Eureka is a weather station on Ellesmere Island at 80o latitude. It is manned by around 30 persons in the summer and only up to 10 persons during the long dark winters. The summers are warm with constant daylight, from 2  to 4 degrees Celsius, occasionally even 8 degrees. However, the winters are cold, from –45 to –55 degrees Celsius and with total darkness from end of December to early March.

 

Eureka is also the main airport in the region and the location of the helicopter serving various fly camps with scientists and students in a circle of 200 km, mostly on Ellesmere and Axel Heiberg Island. It was a welcome resting point to serve as a break and a recuperation in the 8 week field work period.

 

The weather station is well equipped. It had e.g. showers and washing machines but more importantly, when hanging around in the dining area we would often be invited by the cook to join a big dinner as he generally had too much food prepared. This is how I got to know cooky in the early eighties. He was an outspoken French-Canadian from Quebec with a load voice but very sympathetic in his conversations.

 

In the late eighties, I again met him at the Eureka weather station.

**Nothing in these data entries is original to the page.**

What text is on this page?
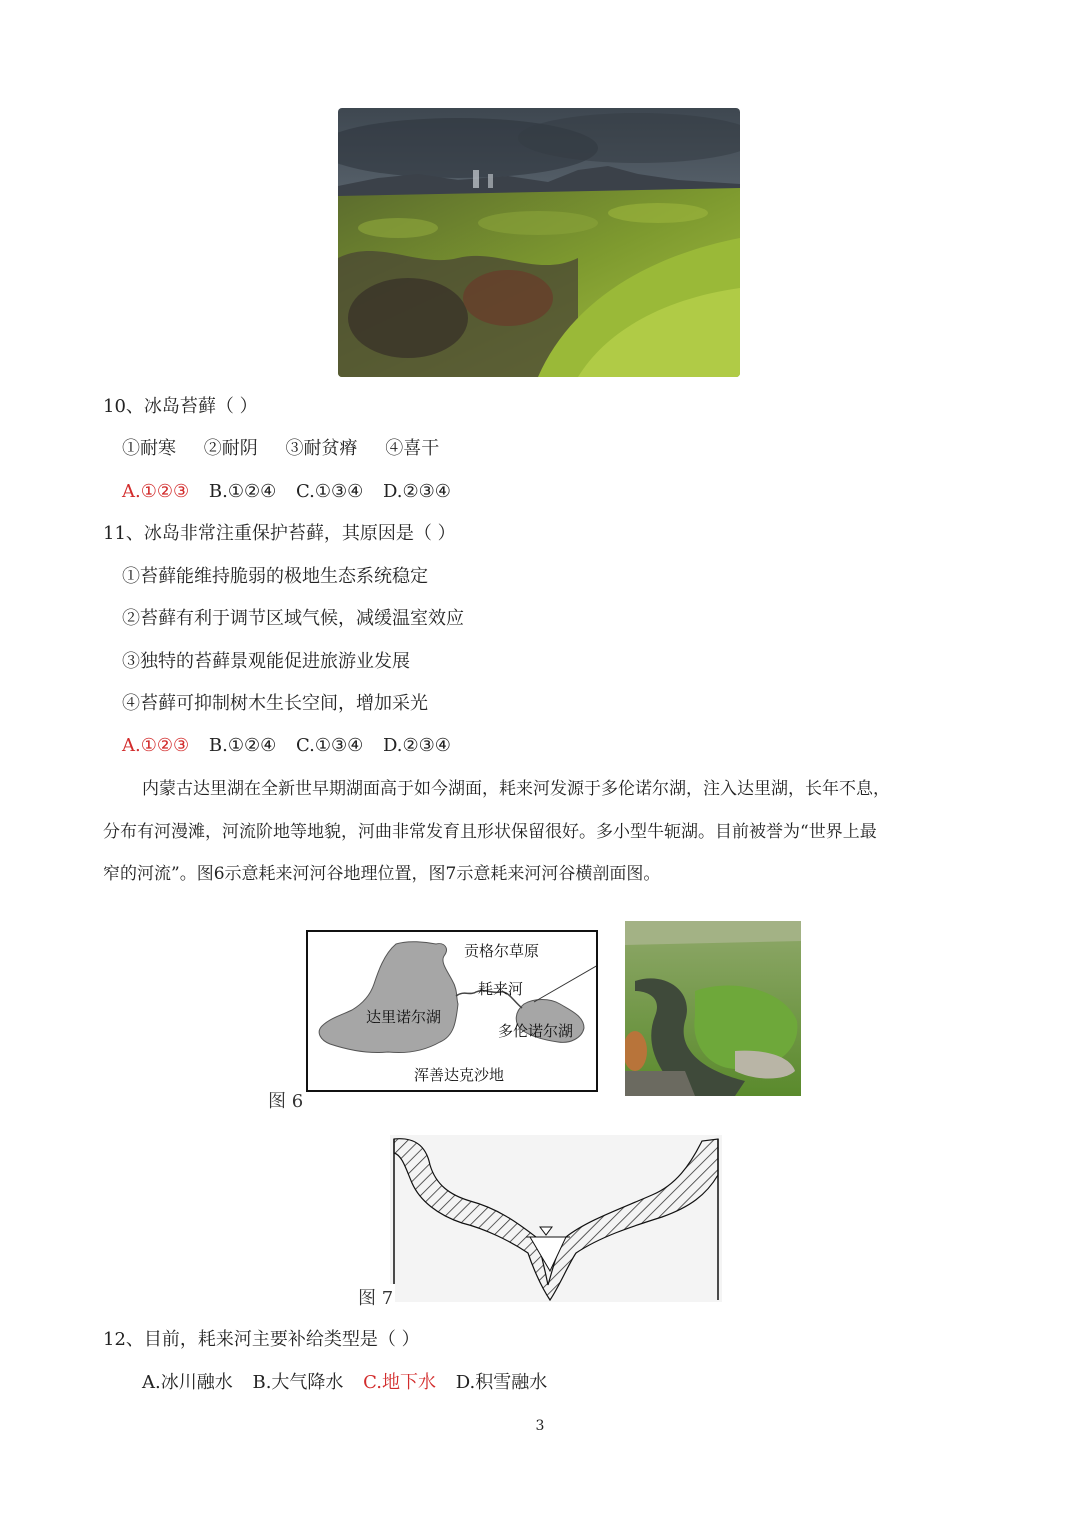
10、冰岛苔藓（ ）
①耐寒 ②耐阴 ③耐贫瘠 ④喜干
A.①②③ B.①②④ C.①③④ D.②③④
11、冰岛非常注重保护苔藓，其原因是（ ）
①苔藓能维持脆弱的极地生态系统稳定
②苔藓有利于调节区域气候，减缓温室效应
③独特的苔藓景观能促进旅游业发展
④苔藓可抑制树木生长空间，增加采光
A.①②③ B.①②④ C.①③④ D.②③④
内蒙古达里湖在全新世早期湖面高于如今湖面，耗来河发源于多伦诺尔湖，注入达里湖，长年不息，
分布有河漫滩，河流阶地等地貌，河曲非常发育且形状保留很好。多小型牛轭湖。目前被誉为“世界上最
窄的河流”。图6示意耗来河河谷地理位置，图7示意耗来河河谷横剖面图。
贡格尔草原
耗来河
达里诺尔湖
多伦诺尔湖
浑善达克沙地
图 6
图 7
12、目前，耗来河主要补给类型是（ ）
A.冰川融水 B.大气降水 C.地下水 D.积雪融水
3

Now I had to listen to his sad story. While drinking whisky heavily, he told us that he could not understand why his wife of 18 years suddenly divorced him. He worked year round at the station for the past 10 or 15 years, had a good salary, would spent the yearly 4 weeks of holidays with his wife the Montreal and would call her once a week.

 

Some sort of boat captain's marriage. Bon, n'est pas? He was in a sorry state, missing the exuberance and sharp remarks with his heavy French Canadian accent as I knew him from previous years. He also put on some weight and now had an even bigger belly.